Completion of the Transaction is subject to a number of conditions, including but not limited to, Exchange acceptance and if applicable pursuant to Exchange Requirements, majority of the minority shareholder approval. Where applicable, the Transaction cannot close until the required shareholder approval is obtained. There can be no assurance that the Transaction will be completed as proposed or at all.

Investors are cautioned that, except as disclosed in the Circular prepared in connection with the Transaction, any information released or received with respect to the Transaction may not be accurate or complete and should not be relied upon. Trading in the securities of a capital pool company should be considered highly speculative

The TSX Venture Exchange Inc. has in no way passed upon the merits of the proposed Transaction and has neither approved nor disapproved the contents of this news release.

Neither the TSX Venture Exchange nor its Regulation Service Provider (as that term is defined in the policies of the TSX Venture Exchange) accepts responsibility for the adequacy or accuracy of this release.

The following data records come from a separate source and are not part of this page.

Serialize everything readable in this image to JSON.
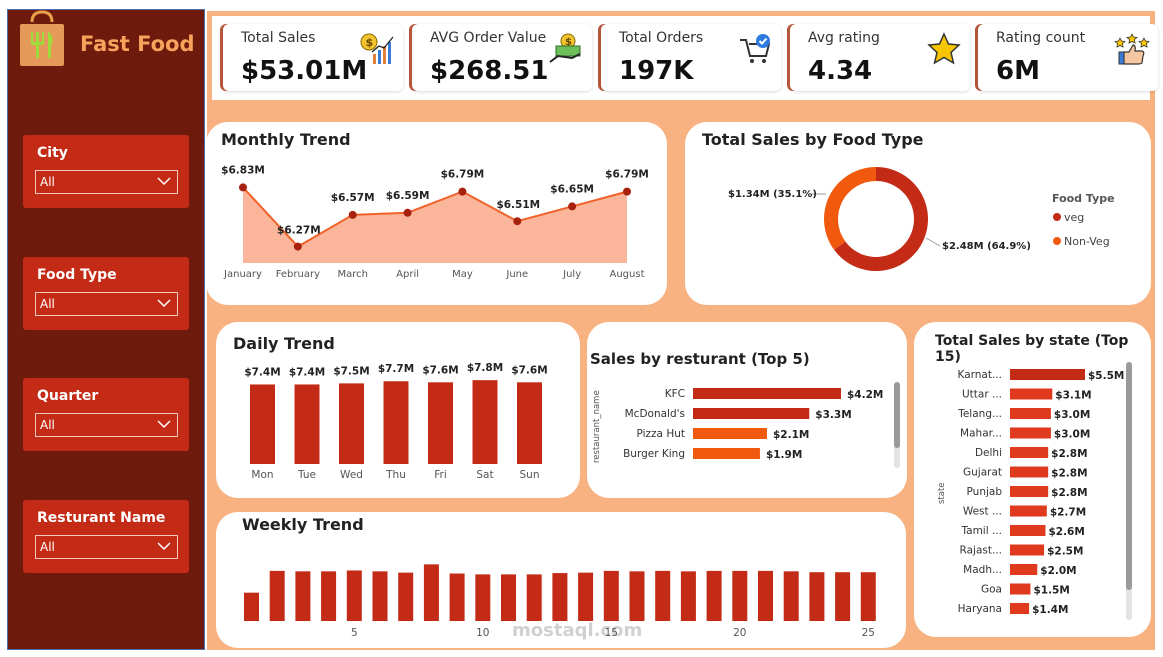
{
  "brand": {
    "name": "Fast Food"
  },
  "filters": [
    {
      "label": "City",
      "value": "All"
    },
    {
      "label": "Food Type",
      "value": "All"
    },
    {
      "label": "Quarter",
      "value": "All"
    },
    {
      "label": "Resturant Name",
      "value": "All"
    }
  ],
  "kpis": [
    {
      "title": "Total Sales",
      "value": "$53.01M",
      "icon": "sales-chart-icon"
    },
    {
      "title": "AVG Order Value",
      "value": "$268.51",
      "icon": "money-hand-icon"
    },
    {
      "title": "Total Orders",
      "value": "197K",
      "icon": "cart-check-icon"
    },
    {
      "title": "Avg rating",
      "value": "4.34",
      "icon": "star-icon"
    },
    {
      "title": "Rating count",
      "value": "6M",
      "icon": "thumbs-up-stars-icon"
    }
  ],
  "colors": {
    "dark_red": "#c42b17",
    "orange": "#f15a0e",
    "bg_peach": "#f8b180",
    "sidebar": "#6e1a0c"
  },
  "chart_data": [
    {
      "type": "area",
      "title": "Monthly Trend",
      "categories": [
        "January",
        "February",
        "March",
        "April",
        "May",
        "June",
        "July",
        "August"
      ],
      "values": [
        6.83,
        6.27,
        6.57,
        6.59,
        6.79,
        6.51,
        6.65,
        6.79
      ],
      "labels": [
        "$6.83M",
        "$6.27M",
        "$6.57M",
        "$6.59M",
        "$6.79M",
        "$6.51M",
        "$6.65M",
        "$6.79M"
      ]
    },
    {
      "type": "pie",
      "title": "Total Sales by Food Type",
      "legend_title": "Food Type",
      "slices": [
        {
          "name": "veg",
          "value": 2.48,
          "label": "$2.48M (64.9%)",
          "color": "#c42b17"
        },
        {
          "name": "Non-Veg",
          "value": 1.34,
          "label": "$1.34M (35.1%)",
          "color": "#f15a0e"
        }
      ]
    },
    {
      "type": "bar",
      "title": "Daily Trend",
      "categories": [
        "Mon",
        "Tue",
        "Wed",
        "Thu",
        "Fri",
        "Sat",
        "Sun"
      ],
      "values": [
        7.4,
        7.4,
        7.5,
        7.7,
        7.6,
        7.8,
        7.6
      ],
      "labels": [
        "$7.4M",
        "$7.4M",
        "$7.5M",
        "$7.7M",
        "$7.6M",
        "$7.8M",
        "$7.6M"
      ]
    },
    {
      "type": "bar",
      "title": "Sales by resturant (Top 5)",
      "ylabel": "restaurant_name",
      "categories": [
        "KFC",
        "McDonald's",
        "Pizza Hut",
        "Burger King"
      ],
      "values": [
        4.2,
        3.3,
        2.1,
        1.9
      ],
      "labels": [
        "$4.2M",
        "$3.3M",
        "$2.1M",
        "$1.9M"
      ],
      "colors": [
        "#c42b17",
        "#c42b17",
        "#f15a0e",
        "#f15a0e"
      ]
    },
    {
      "type": "bar",
      "title": "Total Sales by state (Top 15)",
      "ylabel": "state",
      "categories": [
        "Karnat...",
        "Uttar ...",
        "Telang...",
        "Mahar...",
        "Delhi",
        "Gujarat",
        "Punjab",
        "West ...",
        "Tamil ...",
        "Rajast...",
        "Madh...",
        "Goa",
        "Haryana"
      ],
      "values": [
        5.5,
        3.1,
        3.0,
        3.0,
        2.8,
        2.8,
        2.8,
        2.7,
        2.6,
        2.5,
        2.0,
        1.5,
        1.4
      ],
      "labels": [
        "$5.5M",
        "$3.1M",
        "$3.0M",
        "$3.0M",
        "$2.8M",
        "$2.8M",
        "$2.8M",
        "$2.7M",
        "$2.6M",
        "$2.5M",
        "$2.0M",
        "$1.5M",
        "$1.4M"
      ]
    },
    {
      "type": "bar",
      "title": "Weekly Trend",
      "x_ticks": [
        "5",
        "10",
        "15",
        "20",
        "25"
      ],
      "values": [
        1.3,
        2.3,
        2.28,
        2.28,
        2.32,
        2.28,
        2.22,
        2.6,
        2.18,
        2.14,
        2.14,
        2.14,
        2.2,
        2.22,
        2.3,
        2.28,
        2.3,
        2.28,
        2.3,
        2.3,
        2.3,
        2.28,
        2.24,
        2.24,
        2.24
      ],
      "ylim": [
        0,
        2.8
      ]
    }
  ],
  "watermark": {
    "text": "mostaql.com"
  }
}
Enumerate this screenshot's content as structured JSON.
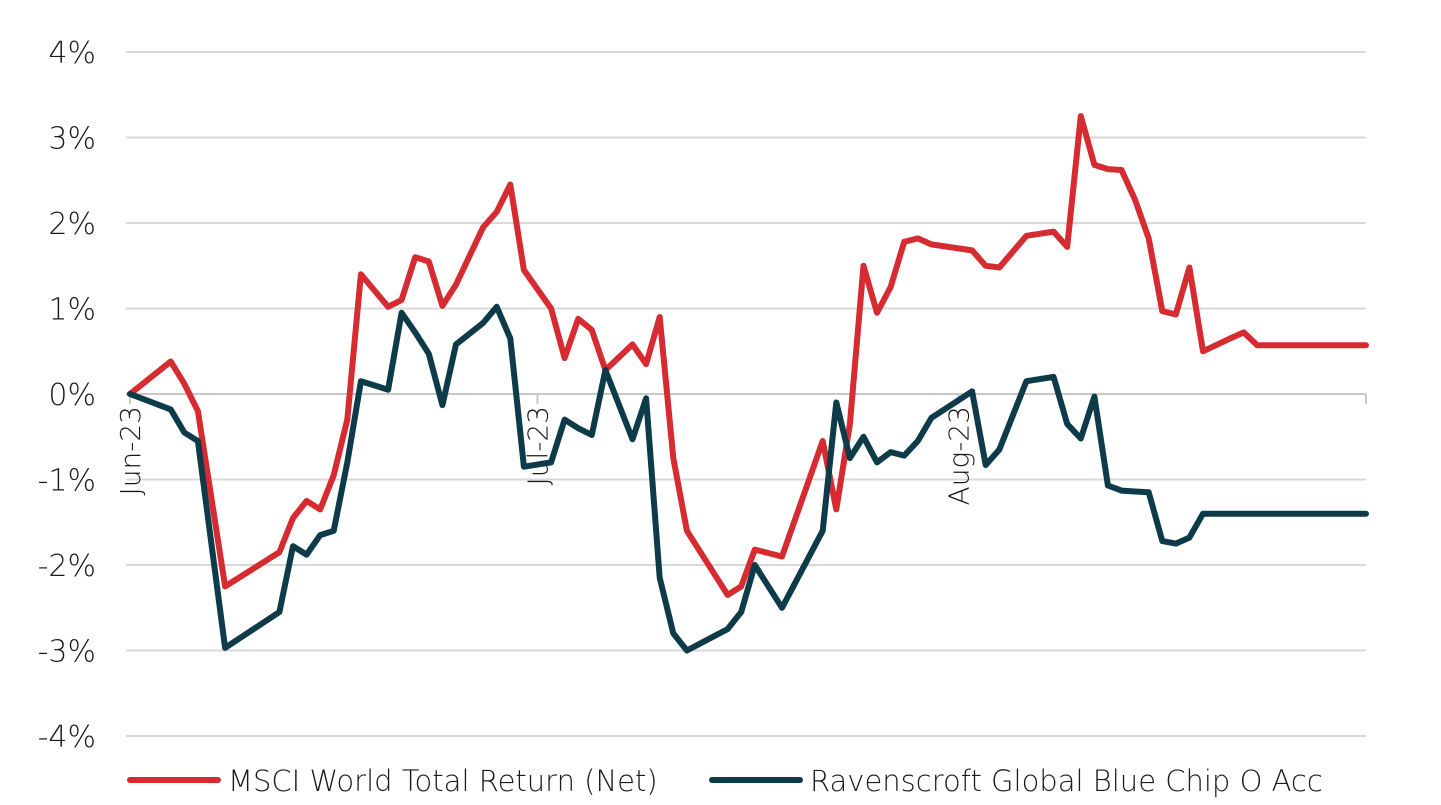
{
  "chart_data": {
    "type": "line",
    "title": "",
    "xlabel": "",
    "ylabel": "",
    "y_ticks": [
      "4%",
      "3%",
      "2%",
      "1%",
      "0%",
      "-1%",
      "-2%",
      "-3%",
      "-4%"
    ],
    "ylim": [
      -4,
      4
    ],
    "x_ticks": [
      {
        "label": "Jun-23",
        "x": 0
      },
      {
        "label": "Jul-23",
        "x": 30
      },
      {
        "label": "Aug-23",
        "x": 61
      }
    ],
    "xlim": [
      0,
      91
    ],
    "grid": "horizontal",
    "legend_position": "bottom",
    "series": [
      {
        "name": "MSCI World Total Return (Net)",
        "color": "#d62b31",
        "x": [
          0,
          3,
          4,
          5,
          7,
          11,
          12,
          13,
          14,
          15,
          16,
          17,
          19,
          20,
          21,
          22,
          23,
          24,
          26,
          27,
          28,
          29,
          31,
          32,
          33,
          34,
          35,
          37,
          38,
          39,
          40,
          41,
          44,
          45,
          46,
          48,
          51,
          52,
          53,
          54,
          55,
          56,
          57,
          58,
          59,
          62,
          63,
          64,
          66,
          68,
          69,
          70,
          71,
          72,
          73,
          74,
          75,
          76,
          77,
          78,
          79,
          81,
          82,
          83,
          84,
          85,
          87,
          88,
          89,
          90,
          91
        ],
        "y": [
          0.0,
          0.38,
          0.12,
          -0.2,
          -2.25,
          -1.85,
          -1.45,
          -1.25,
          -1.35,
          -0.95,
          -0.3,
          1.4,
          1.02,
          1.1,
          1.6,
          1.55,
          1.03,
          1.28,
          1.95,
          2.13,
          2.45,
          1.45,
          1.0,
          0.42,
          0.88,
          0.75,
          0.28,
          0.58,
          0.35,
          0.9,
          -0.75,
          -1.6,
          -2.35,
          -2.25,
          -1.82,
          -1.9,
          -0.55,
          -1.35,
          -0.35,
          1.5,
          0.95,
          1.25,
          1.78,
          1.82,
          1.75,
          1.68,
          1.5,
          1.48,
          1.85,
          1.9,
          1.72,
          3.25,
          2.68,
          2.63,
          2.62,
          2.27,
          1.82,
          0.97,
          0.93,
          1.48,
          0.5,
          0.65,
          0.72,
          0.57,
          0.57,
          0.57,
          0.57,
          0.57,
          0.57,
          0.57,
          0.57
        ]
      },
      {
        "name": "Ravenscroft Global Blue Chip O Acc",
        "color": "#0d3b4a",
        "x": [
          0,
          3,
          4,
          5,
          7,
          11,
          12,
          13,
          14,
          15,
          16,
          17,
          19,
          20,
          21,
          22,
          23,
          24,
          26,
          27,
          28,
          29,
          31,
          32,
          33,
          34,
          35,
          37,
          38,
          39,
          40,
          41,
          44,
          45,
          46,
          48,
          51,
          52,
          53,
          54,
          55,
          56,
          57,
          58,
          59,
          62,
          63,
          64,
          66,
          68,
          69,
          70,
          71,
          72,
          73,
          74,
          75,
          76,
          77,
          78,
          79,
          81,
          82,
          83,
          84,
          85,
          87,
          88,
          89,
          90,
          91
        ],
        "y": [
          0.0,
          -0.18,
          -0.45,
          -0.55,
          -2.97,
          -2.55,
          -1.78,
          -1.88,
          -1.65,
          -1.6,
          -0.8,
          0.15,
          0.05,
          0.95,
          0.72,
          0.47,
          -0.13,
          0.58,
          0.83,
          1.02,
          0.65,
          -0.85,
          -0.8,
          -0.3,
          -0.4,
          -0.48,
          0.28,
          -0.53,
          -0.05,
          -2.15,
          -2.8,
          -3.0,
          -2.75,
          -2.55,
          -2.0,
          -2.5,
          -1.6,
          -0.1,
          -0.75,
          -0.5,
          -0.8,
          -0.68,
          -0.72,
          -0.55,
          -0.28,
          0.03,
          -0.83,
          -0.65,
          0.15,
          0.2,
          -0.35,
          -0.52,
          -0.03,
          -1.07,
          -1.13,
          -1.14,
          -1.15,
          -1.72,
          -1.75,
          -1.68,
          -1.4,
          -1.4,
          -1.4,
          -1.4,
          -1.4,
          -1.4,
          -1.4,
          -1.4,
          -1.4,
          -1.4,
          -1.4
        ]
      }
    ]
  }
}
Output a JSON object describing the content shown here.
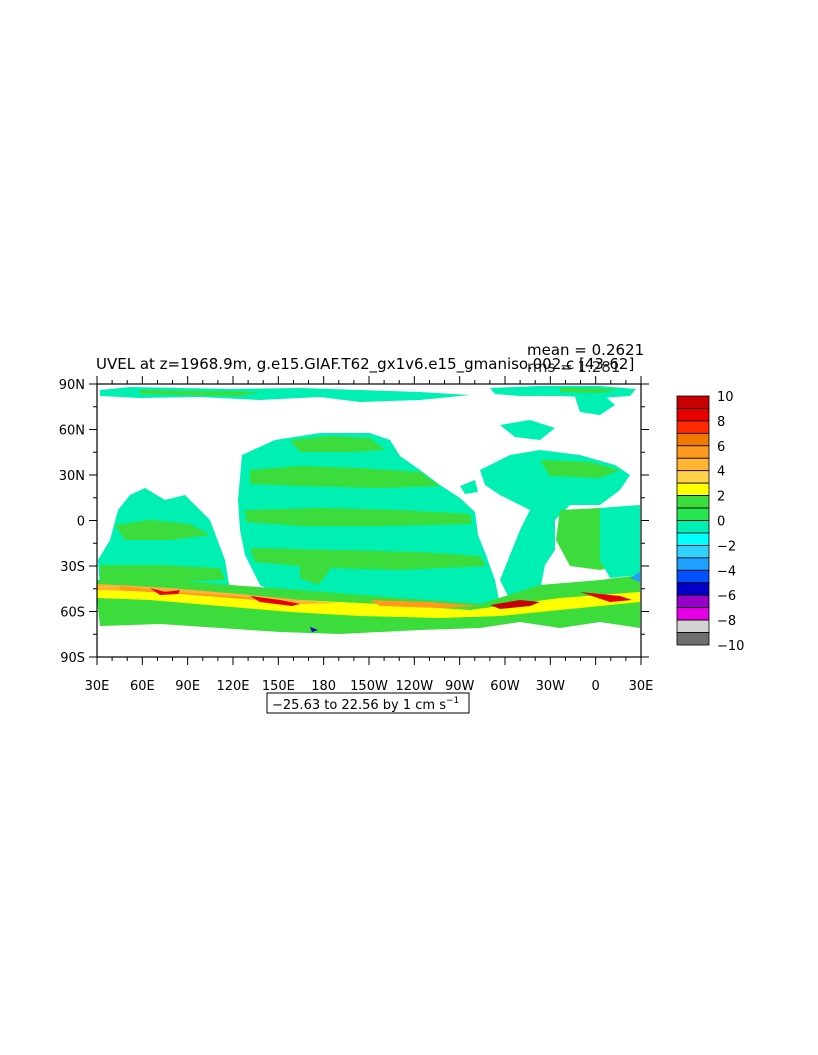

This press release is not an offer of the Company's securities for sale in the United States. The Company's securities may not be offered or sold in the United States absent registration or an available exemption from the registration requirements of the U.S. Securities Act of 1933, as amended (the "U.S. Securities Act") and applicable U.S. state securities laws. The Company will not make any public offering of its securities in the United States.  The Company's securities have not been and will not be registered under the U.S. Securities Act.

This press release shall not constitute an offer to sell or the solicitation of an offer to buy, nor shall there be any sale of these securities, in any jurisdiction in which such offer, solicitation or sale would be unlawful.

CAUTIONARY STATEMENT REGARDING FORWARD-LOOKING INFORMATION: This news release includes certain "forward-looking statements" under applicable Canadian securities legislation. Forward-looking statements include, but are not limited to, statements with respect to the structure, terms, conditions and proposed timing for completion of the Transaction; the ability of BIRD and WGE to complete the Transaction; the receipt of all necessary shareholder, Exchange, securities regulatory authority and other third party consents and approvals; the resumption in trading of the Common Shares; and the Company's future business operations and results. Forward-looking statements are necessarily based upon a number of estimates and assumptions that, while considered reasonable, are subject to known and unknown risks, uncertainties, and other factors, which may cause the actual results and future events to differ materially from those expressed or implied by such forward-looking statements. Such factors include, but are not limited to: general business, economic, competitive, political and social uncertainties; delay or failure to receive shareholder or regulatory approvals; and the results of continued development, marketing and sales. There can be no assurance that such statements will prove to be accurate, as actual results and future events could differ materially from those anticipated in such statements. Accordingly, readers should not place undue reliance on forward-looking statements. BIRD disclaims any intention or obligation to update or revise any forward-looking statements, whether because of new information, future events or otherwise, except as required by law.